Quantification of HAB1 splice variants

The transcripts of HAB1 gene were amplified by RT-PCR from the cDNA of 7-day-old Col-0 and smeb mutant seedlings after 50 μM ABA treatment for 12 h. The PCR products with three bands were cloned into the vector using pMD™18-T Vector Cloning Kit (TaKaRa), followed by Sanger sequencing. The HAB1 alternative splicing variants were distinguished in qRT-PCR by using primer pairs that only amplify one of the five variants, which were designed according to the last three exons and 3’UTR of At1g72770. The primer pairs used to determine the transcript levels of the five splicing variants of HAB1 by qRT-PCR are as follows. 5′-TCTAGGTCCATCGGTGACAGATATCT-3′ as forward primer of HAB1.1, 1.3, and 1.4; 5′-GCACATCACACAAACGTGGCTTG-3′ as forward primer of HAB1.2 and 1.5; 5′-TACGAAAACTCGAAACTTACCCCCA-3′ as reverse primer of HAB1.1; 5′-ACCTGTCGAAATTAGATCCTTAACGATCT-3′ as reverse primer of HAB1.2; 5′-TTTTCTTTATTTTTTTTACCCCCAGT-3′ as reverse primer of HAB1.3; and 5′-TTCTTTATTTTTTCTCCCTTCCCCAGTA-3′ as reverse primer of HAB1.4 and 1.5.

Determination of chlorophyll and ABA content

The chlorophyll and ABA contents were determined as described in previous study (Wang et al. 2018b). Briefly, to quantify chlorophyll contents, the chlorophyll was extracted from 100 mg rosette leaves with 0.6 mL 80% (v/v) acetone buffer. The extract was then centrifuged for 5 min at 4 °C, and the supernatant was collected and the absorbance of chlorophyll at wavelengths 645 and 663 nm was measured using NanoDrop spectrophotometer 2000C (Thermo Scientific). To determinate ABA contents, endogenous ABA was extracted from 50 mg fresh leaf tissue of each sample using 0.5 mL homogeneous buffer (70% methanol, 0.1% formic acid). 2 ng ABA-d6 (Olchemim, Olomouc, Czech) was added to the extracts as an internal standard. The mixture was diluted 2 times with deionized water, and the ABA content of 50 μL dilution of each sample was determined by the UPLC-Triple TOF 5600+ system (Sciex, Concord, Canada).
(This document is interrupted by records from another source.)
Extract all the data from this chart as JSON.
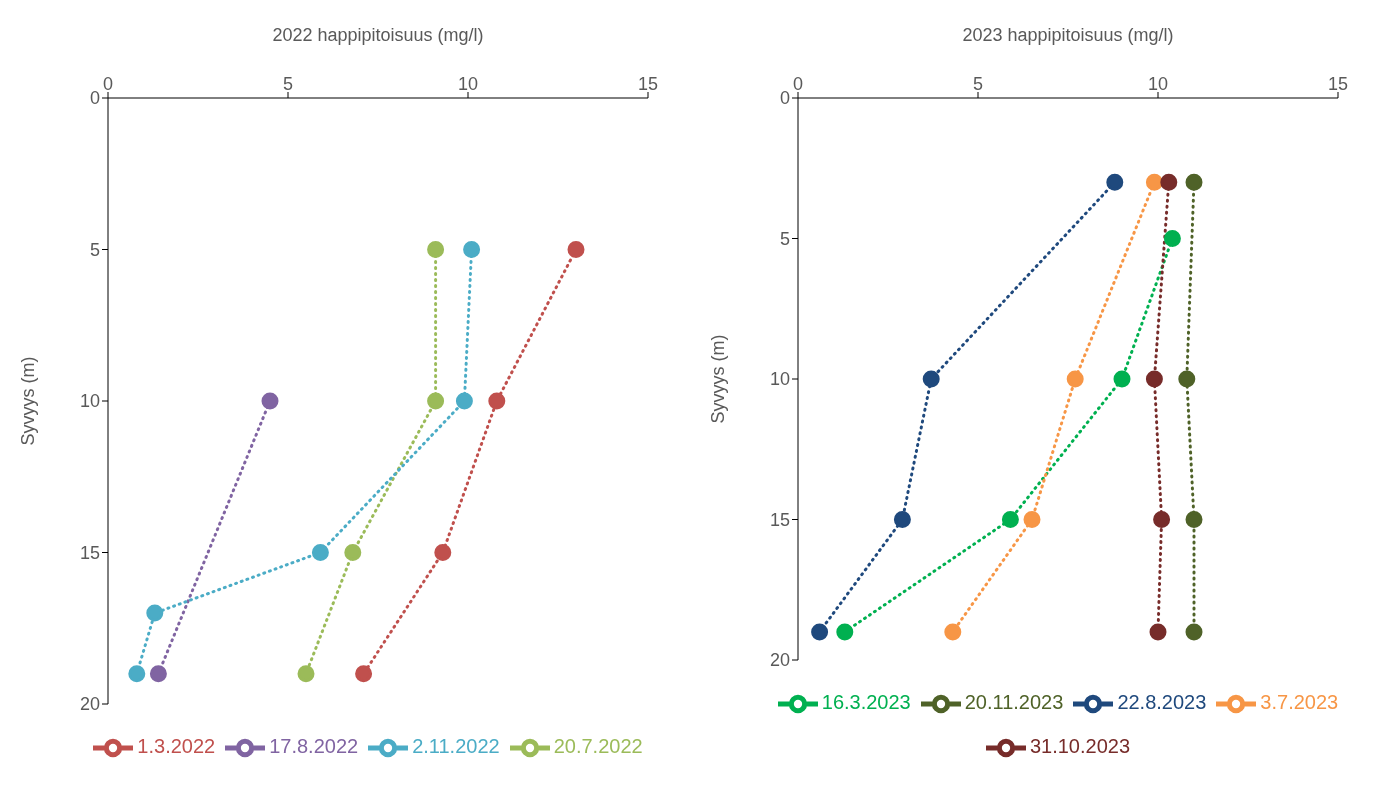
{
  "chart_data": [
    {
      "type": "line",
      "xlabel": "2022 happipitoisuus (mg/l)",
      "ylabel": "Syvyys (m)",
      "xlim": [
        0,
        15
      ],
      "xticks": [
        0,
        5,
        10,
        15
      ],
      "ylim": [
        20,
        0
      ],
      "yticks": [
        0,
        5,
        10,
        15,
        20
      ],
      "grid": false,
      "legend": "bottom",
      "marker": "circle",
      "line_style": "dotted",
      "series": [
        {
          "name": "1.3.2022",
          "color": "#c0504d",
          "x": [
            13.0,
            10.8,
            9.3,
            7.1
          ],
          "values": [
            5,
            10,
            15,
            19
          ]
        },
        {
          "name": "20.7.2022",
          "color": "#9bbb59",
          "x": [
            9.1,
            9.1,
            6.8,
            5.5
          ],
          "values": [
            5,
            10,
            15,
            19
          ]
        },
        {
          "name": "17.8.2022",
          "color": "#8064a2",
          "x": [
            4.5,
            1.4
          ],
          "values": [
            10,
            19
          ]
        },
        {
          "name": "2.11.2022",
          "color": "#4bacc6",
          "x": [
            10.1,
            9.9,
            5.9,
            1.3,
            0.8
          ],
          "values": [
            5,
            10,
            15,
            17,
            19
          ]
        }
      ]
    },
    {
      "type": "line",
      "xlabel": "2023 happipitoisuus (mg/l)",
      "ylabel": "Syvyys (m)",
      "xlim": [
        0,
        15
      ],
      "xticks": [
        0,
        5,
        10,
        15
      ],
      "ylim": [
        20,
        0
      ],
      "yticks": [
        0,
        5,
        10,
        15,
        20
      ],
      "grid": false,
      "legend": "bottom",
      "marker": "circle",
      "line_style": "dotted",
      "series": [
        {
          "name": "16.3.2023",
          "color": "#00b050",
          "x": [
            10.4,
            9.0,
            5.9,
            1.3
          ],
          "values": [
            5,
            10,
            15,
            19
          ]
        },
        {
          "name": "3.7.2023",
          "color": "#f79646",
          "x": [
            9.9,
            7.7,
            6.5,
            4.3
          ],
          "values": [
            3,
            10,
            15,
            19
          ]
        },
        {
          "name": "22.8.2023",
          "color": "#1f497d",
          "x": [
            8.8,
            3.7,
            2.9,
            0.6
          ],
          "values": [
            3,
            10,
            15,
            19
          ]
        },
        {
          "name": "31.10.2023",
          "color": "#772c2a",
          "x": [
            10.3,
            9.9,
            10.1,
            10.0
          ],
          "values": [
            3,
            10,
            15,
            19
          ]
        },
        {
          "name": "20.11.2023",
          "color": "#4f6228",
          "x": [
            11.0,
            10.8,
            11.0,
            11.0
          ],
          "values": [
            3,
            10,
            15,
            19
          ]
        }
      ]
    }
  ]
}
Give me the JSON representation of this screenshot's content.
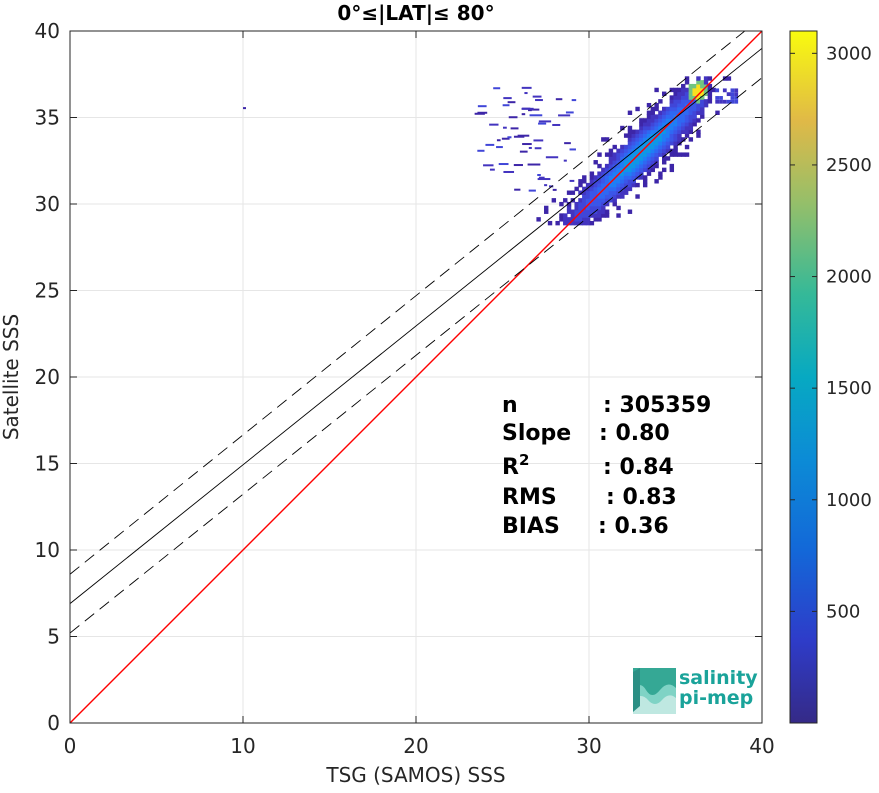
{
  "chart_data": {
    "type": "heatmap",
    "title": "0°≤|LAT|≤ 80°",
    "xlabel": "TSG (SAMOS) SSS",
    "ylabel": "Satellite SSS",
    "xlim": [
      0,
      40
    ],
    "ylim": [
      0,
      40
    ],
    "xticks": [
      "0",
      "10",
      "20",
      "30",
      "40"
    ],
    "yticks": [
      "0",
      "5",
      "10",
      "15",
      "20",
      "25",
      "30",
      "35",
      "40"
    ],
    "grid": true,
    "colorbar": {
      "colormap": "parula",
      "range": [
        0,
        3100
      ],
      "ticks": [
        "500",
        "1000",
        "1500",
        "2000",
        "2500",
        "3000"
      ]
    },
    "lines": [
      {
        "name": "1:1 line",
        "color": "#ff0000",
        "points": [
          [
            0,
            0
          ],
          [
            40,
            40
          ]
        ]
      },
      {
        "name": "regression fit",
        "color": "#000000",
        "style": "solid",
        "points": [
          [
            0,
            6.9
          ],
          [
            40,
            39.0
          ]
        ]
      },
      {
        "name": "upper bound",
        "color": "#000000",
        "style": "dashed",
        "points": [
          [
            0,
            8.6
          ],
          [
            40,
            40.8
          ]
        ]
      },
      {
        "name": "lower bound",
        "color": "#000000",
        "style": "dashed",
        "points": [
          [
            0,
            5.2
          ],
          [
            40,
            37.3
          ]
        ]
      }
    ],
    "density_cloud": {
      "center": [
        33.0,
        33.0
      ],
      "x_range": [
        23.0,
        38.5
      ],
      "y_range": [
        28.8,
        37.3
      ],
      "peak": [
        36.2,
        36.4
      ],
      "outlier": [
        10.0,
        35.6
      ]
    },
    "stats": [
      {
        "label": "n",
        "value": ": 305359"
      },
      {
        "label": "Slope",
        "value": ": 0.80"
      },
      {
        "label": "R2",
        "value": ": 0.84"
      },
      {
        "label": "RMS",
        "value": ": 0.83"
      },
      {
        "label": "BIAS",
        "value": ": 0.36"
      }
    ]
  },
  "logo": {
    "line1": "salinity",
    "line2": "pi-mep"
  }
}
Quantification of gene expression

Total RNAs were extracted from rosette leaves of 7-day-old seedlings grown in 0.5× MS liquid medium with or without 50 μM ABA treatment using Quick RNA Isolation Kit (Huayueyang). Reverse transcription was carried out using iScript cDNA synthesis kit (Bio-RAD), followed by quantitative PCR on a CFX96™ Real-Time system (BIO-RAD) with AceQ qPCR SYBR Green Master Mix (Vazyme Biotech co., ltd). The data of expression profiles were analyzed and illustrated by temporal changes using the Prism 7 (GraphPad Software). TUB8 was used as an internal control.